In economics, we call it supply and demand. Add the price elasticity component and well, that is explaining the state of ad networks and new media today. This article clearly explains the path we are headed. As content publishers look at monetization tools, from ad revenue to subscription, how they earn their revenue is being affected by glut and cheaper alternatives. For advertising, their CPM is being hurt when ad networks are discounting their own ads in the remnant, or secondary market. Why buy an ad directly, if it can be bought for less by an ad network. "Agencies and advertisers can't resist the discount and begin to buy their way onto premium sites through ad networks only. This drives down the amount of inventory publishers can sell on their own and increases their reliance on ad networks. The vicious cycle continues."
And does specific content matter. For agencies using demographics to reach a particular audience segment, does it matter whether they are reading a premium site or "stocks r us". Same audience and reach at a lower cost with more frequency. "Why pay a $25 CPM to reach that wealthy, 50-year-old, Boston-area living, Mercedes Benz-owner on NYTimes.com when you can pay a $.60 CPM to reach the same guy five minutes later when he's reading a five-year-old article on stockjocksofwallstreettheblog.com's archives?" This economic model ultimately leads to more price wars and lower pricing.

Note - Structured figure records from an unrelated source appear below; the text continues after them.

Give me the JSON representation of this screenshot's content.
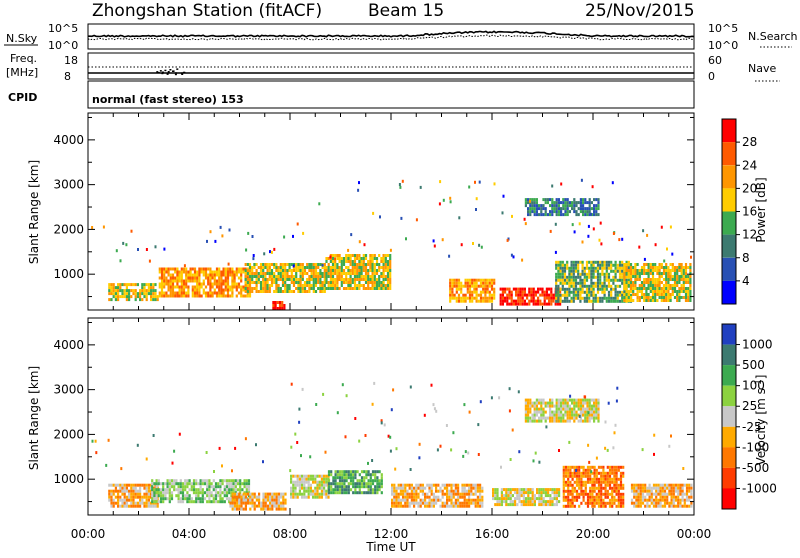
{
  "header": {
    "station": "Zhongshan Station (fitACF)",
    "beam": "Beam 15",
    "date": "25/Nov/2015"
  },
  "noise_panel": {
    "left_label": "N.Sky",
    "right_label": "N.Search",
    "left_ticks": [
      "10^5",
      "10^0"
    ],
    "right_ticks": [
      "10^5",
      "10^0"
    ]
  },
  "freq_panel": {
    "left_label_top": "Freq.",
    "left_label_bottom": "[MHz]",
    "left_ticks": [
      "18",
      "8"
    ],
    "right_label": "Nave",
    "right_ticks": [
      "60",
      "0"
    ]
  },
  "cpid": {
    "label": "CPID",
    "text": "normal (fast stereo) 153"
  },
  "chart_data": [
    {
      "type": "heatmap",
      "name": "power",
      "ylabel": "Slant Range [km]",
      "xlabel": "Time UT",
      "y_ticks": [
        "4000",
        "3000",
        "2000",
        "1000"
      ],
      "y_tick_values": [
        4000,
        3000,
        2000,
        1000
      ],
      "ylim": [
        200,
        4600
      ],
      "x_ticks": [
        "00:00",
        "04:00",
        "08:00",
        "12:00",
        "16:00",
        "20:00",
        "00:00"
      ],
      "xlim_hours": [
        0,
        24
      ],
      "colorbar_label": "Power [dB]",
      "colorbar_ticks": [
        "28",
        "24",
        "20",
        "16",
        "12",
        "8",
        "4"
      ],
      "colorbar_colors": [
        "#ff0000",
        "#ff5a00",
        "#ff9600",
        "#ffcc00",
        "#3caa50",
        "#3c7a70",
        "#2850b4",
        "#0000ff"
      ],
      "patches": [
        {
          "t": [
            0.8,
            2.8
          ],
          "r": [
            450,
            800
          ],
          "level": 4
        },
        {
          "t": [
            2.8,
            6.4
          ],
          "r": [
            500,
            1150
          ],
          "level": 5
        },
        {
          "t": [
            6.2,
            9.4
          ],
          "r": [
            600,
            1250
          ],
          "level": 4
        },
        {
          "t": [
            9.4,
            12.0
          ],
          "r": [
            700,
            1450
          ],
          "level": 4
        },
        {
          "t": [
            14.3,
            16.1
          ],
          "r": [
            400,
            900
          ],
          "level": 5
        },
        {
          "t": [
            16.3,
            18.7
          ],
          "r": [
            350,
            700
          ],
          "level": 7
        },
        {
          "t": [
            18.5,
            21.5
          ],
          "r": [
            400,
            1300
          ],
          "level": 3
        },
        {
          "t": [
            21.2,
            23.9
          ],
          "r": [
            400,
            1250
          ],
          "level": 4
        },
        {
          "t": [
            17.3,
            20.2
          ],
          "r": [
            2300,
            2700
          ],
          "level": 2
        },
        {
          "t": [
            7.3,
            7.8
          ],
          "r": [
            200,
            400
          ],
          "level": 7
        }
      ]
    },
    {
      "type": "heatmap",
      "name": "velocity",
      "ylabel": "Slant Range [km]",
      "xlabel": "Time UT",
      "y_ticks": [
        "4000",
        "3000",
        "2000",
        "1000"
      ],
      "y_tick_values": [
        4000,
        3000,
        2000,
        1000
      ],
      "ylim": [
        200,
        4600
      ],
      "x_ticks": [
        "00:00",
        "04:00",
        "08:00",
        "12:00",
        "16:00",
        "20:00",
        "00:00"
      ],
      "xlim_hours": [
        0,
        24
      ],
      "colorbar_label": "Velocity [m s^-1]",
      "colorbar_ticks": [
        "1000",
        "500",
        "100",
        "25",
        "-25",
        "-100",
        "-500",
        "-1000"
      ],
      "colorbar_colors": [
        "#2040c0",
        "#3c7a70",
        "#3caa50",
        "#8cd240",
        "#c8c8c8",
        "#ffaa00",
        "#ff7800",
        "#ff3c00",
        "#ff0000"
      ],
      "patches": [
        {
          "t": [
            0.8,
            2.8
          ],
          "r": [
            400,
            900
          ],
          "level": 3
        },
        {
          "t": [
            2.5,
            6.4
          ],
          "r": [
            500,
            1000
          ],
          "level": 5
        },
        {
          "t": [
            5.6,
            7.8
          ],
          "r": [
            350,
            700
          ],
          "level": 3
        },
        {
          "t": [
            8.0,
            9.5
          ],
          "r": [
            600,
            1100
          ],
          "level": 4
        },
        {
          "t": [
            9.5,
            11.6
          ],
          "r": [
            700,
            1200
          ],
          "level": 6
        },
        {
          "t": [
            12.0,
            15.6
          ],
          "r": [
            400,
            900
          ],
          "level": 3
        },
        {
          "t": [
            16.0,
            18.7
          ],
          "r": [
            400,
            800
          ],
          "level": 4
        },
        {
          "t": [
            18.8,
            21.2
          ],
          "r": [
            400,
            1300
          ],
          "level": 2
        },
        {
          "t": [
            21.5,
            23.9
          ],
          "r": [
            400,
            900
          ],
          "level": 3
        },
        {
          "t": [
            17.3,
            20.2
          ],
          "r": [
            2300,
            2800
          ],
          "level": 4
        }
      ]
    }
  ]
}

And so, content publishers will need to offset this loss of revenue by restricting ad networks from re-selling their content, marketing the value of the content and the brand, and perhaps even charging a subscription fee for access. At the same time, the internet continues to increase the amount of accessible content; how it is controlled and managed within web sites will bring more control back into the advertising model.